Querem transformar duas obras na Bahia em portfolio para vender sua engenharia bilionária para a América Latina, sem consumir nada no local. Sabem que o pedágio da ponte e a passagem do monotrilho não pagará o investimento, mas abrem mercados. Por Paulo Ormindo de Azevedo
Publicado no Jornal A Tarde e republicado no site da Usoport
A primeira vez que fui ao Rio, ainda criança, me espantei com triciclos entre os carros e meu pai me disse que eram de lavanderias de chineses. Depois os chineses passaram a ser sinônimos de restaurantes baratos, no Campo da Pólvora e no Cabeça. Hoje a China é uma potência e tempo e dinheiro para eles é coisa de somenos. Por isso não ligam para as declarações do capitão. Querem transformar duas obras na Bahia em portfolio para vender sua engenharia bilionária para a América Latina, sem consumir nada no local. Sabem que o pedágio da ponte e a passagem do monotrilho não pagará o investimento, mas abrem mercados.

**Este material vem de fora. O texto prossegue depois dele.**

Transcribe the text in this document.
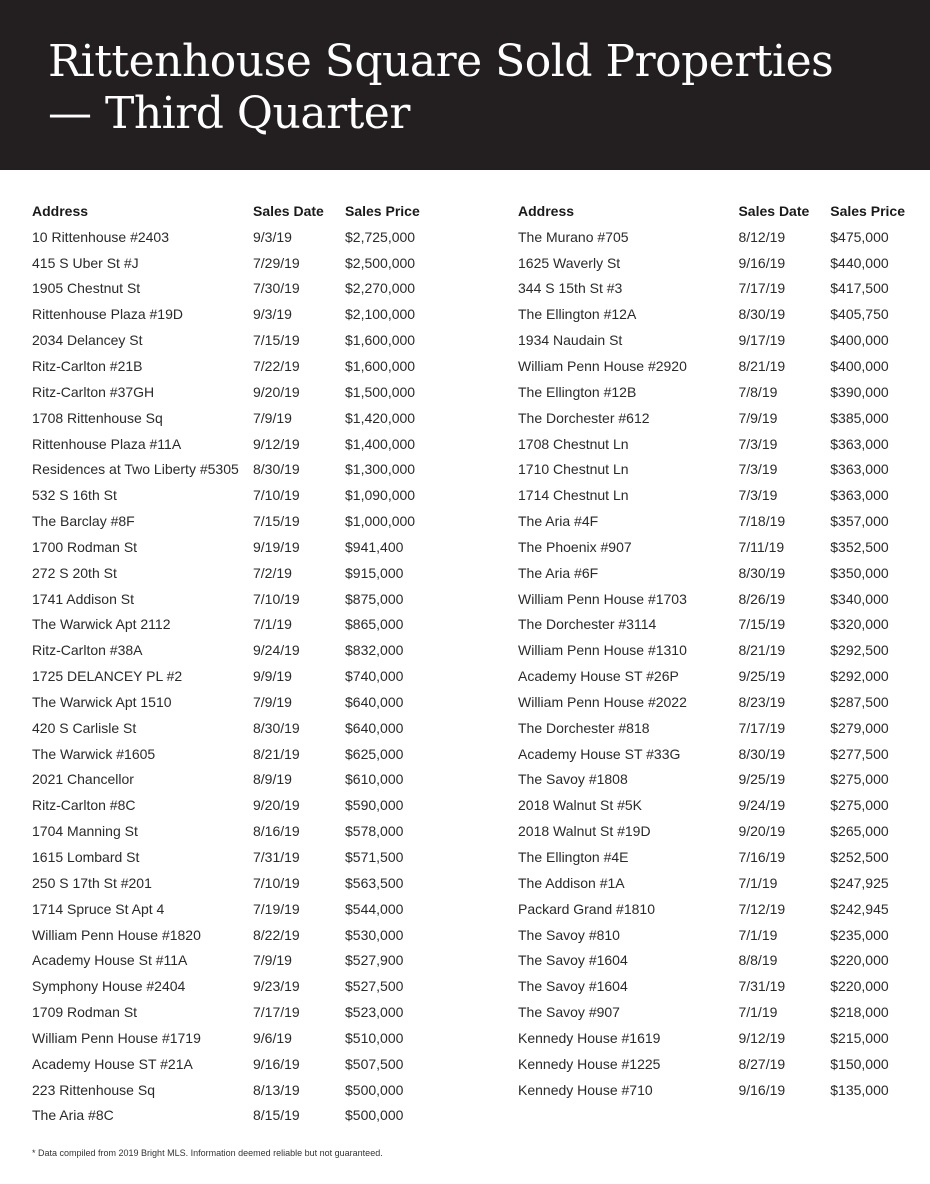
Rittenhouse Square Sold Properties
— Third Quarter
Address	Sales Date	Sales Price
10 Rittenhouse #2403	9/3/19	$2,725,000
415 S Uber St #J	7/29/19	$2,500,000
1905 Chestnut St	7/30/19	$2,270,000
Rittenhouse Plaza #19D	9/3/19	$2,100,000
2034 Delancey St	7/15/19	$1,600,000
Ritz-Carlton #21B	7/22/19	$1,600,000
Ritz-Carlton #37GH	9/20/19	$1,500,000
1708 Rittenhouse Sq	7/9/19	$1,420,000
Rittenhouse Plaza #11A	9/12/19	$1,400,000
Residences at Two Liberty #5305	8/30/19	$1,300,000
532 S 16th St	7/10/19	$1,090,000
The Barclay #8F	7/15/19	$1,000,000
1700 Rodman St	9/19/19	$941,400
272 S 20th St	7/2/19	$915,000
1741 Addison St	7/10/19	$875,000
The Warwick Apt 2112	7/1/19	$865,000
Ritz-Carlton #38A	9/24/19	$832,000
1725 DELANCEY PL #2	9/9/19	$740,000
The Warwick Apt 1510	7/9/19	$640,000
420 S Carlisle St	8/30/19	$640,000
The Warwick #1605	8/21/19	$625,000
2021 Chancellor	8/9/19	$610,000
Ritz-Carlton #8C	9/20/19	$590,000
1704 Manning St	8/16/19	$578,000
1615 Lombard St	7/31/19	$571,500
250 S 17th St #201	7/10/19	$563,500
1714 Spruce St Apt 4	7/19/19	$544,000
William Penn House #1820	8/22/19	$530,000
Academy House St #11A	7/9/19	$527,900
Symphony House #2404	9/23/19	$527,500
1709 Rodman St	7/17/19	$523,000
William Penn House #1719	9/6/19	$510,000
Academy House ST #21A	9/16/19	$507,500
223 Rittenhouse Sq	8/13/19	$500,000
The Aria #8C	8/15/19	$500,000
Address	Sales Date	Sales Price
The Murano #705	8/12/19	$475,000
1625 Waverly St	9/16/19	$440,000
344 S 15th St #3	7/17/19	$417,500
The Ellington #12A	8/30/19	$405,750
1934 Naudain St	9/17/19	$400,000
William Penn House #2920	8/21/19	$400,000
The Ellington #12B	7/8/19	$390,000
The Dorchester #612	7/9/19	$385,000
1708 Chestnut Ln	7/3/19	$363,000
1710 Chestnut Ln	7/3/19	$363,000
1714 Chestnut Ln	7/3/19	$363,000
The Aria #4F	7/18/19	$357,000
The Phoenix #907	7/11/19	$352,500
The Aria #6F	8/30/19	$350,000
William Penn House #1703	8/26/19	$340,000
The Dorchester #3114	7/15/19	$320,000
William Penn House #1310	8/21/19	$292,500
Academy House ST #26P	9/25/19	$292,000
William Penn House #2022	8/23/19	$287,500
The Dorchester #818	7/17/19	$279,000
Academy House ST #33G	8/30/19	$277,500
The Savoy #1808	9/25/19	$275,000
2018 Walnut St #5K	9/24/19	$275,000
2018 Walnut St #19D	9/20/19	$265,000
The Ellington #4E	7/16/19	$252,500
The Addison #1A	7/1/19	$247,925
Packard Grand #1810	7/12/19	$242,945
The Savoy #810	7/1/19	$235,000
The Savoy #1604	8/8/19	$220,000
The Savoy #1604	7/31/19	$220,000
The Savoy #907	7/1/19	$218,000
Kennedy House #1619	9/12/19	$215,000
Kennedy House #1225	8/27/19	$150,000
Kennedy House #710	9/16/19	$135,000
* Data compiled from 2019 Bright MLS. Information deemed reliable but not guaranteed.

Neste jornal mostrei que havia solução melhor: uma envolvente rodoferrovia de alta velocidade chegando até um hub-port em Salinas, com 23m de calado, que poderia ser o terminal da ferrovia transcontinental, e uma pequena ponte de acesso à Itaparica. Mas os mercadores chineses venceram. O Recôncavo sofrerá literalmente um curto-circuito. Salvador será invadida por 140 mil veículos/dia que se destinam ao Porto de Aratu, Litoral Norte, Aeroporto e Sergipe. Suas redes de saúde, educação e abastecimento serão sobrecarregadas pelas demandas de 16 municípios do oeste da BTS. A Estrada do Coco, acesso a Lauro, Camaçari, Mata e Dias D’Ávila ficará mais congestionada com os caminhões e carros que irão para o Copec, Ford, praias e Aracaju. As cidades históricas turísticas e as praias do Recôncavo serão mais marginalizadas.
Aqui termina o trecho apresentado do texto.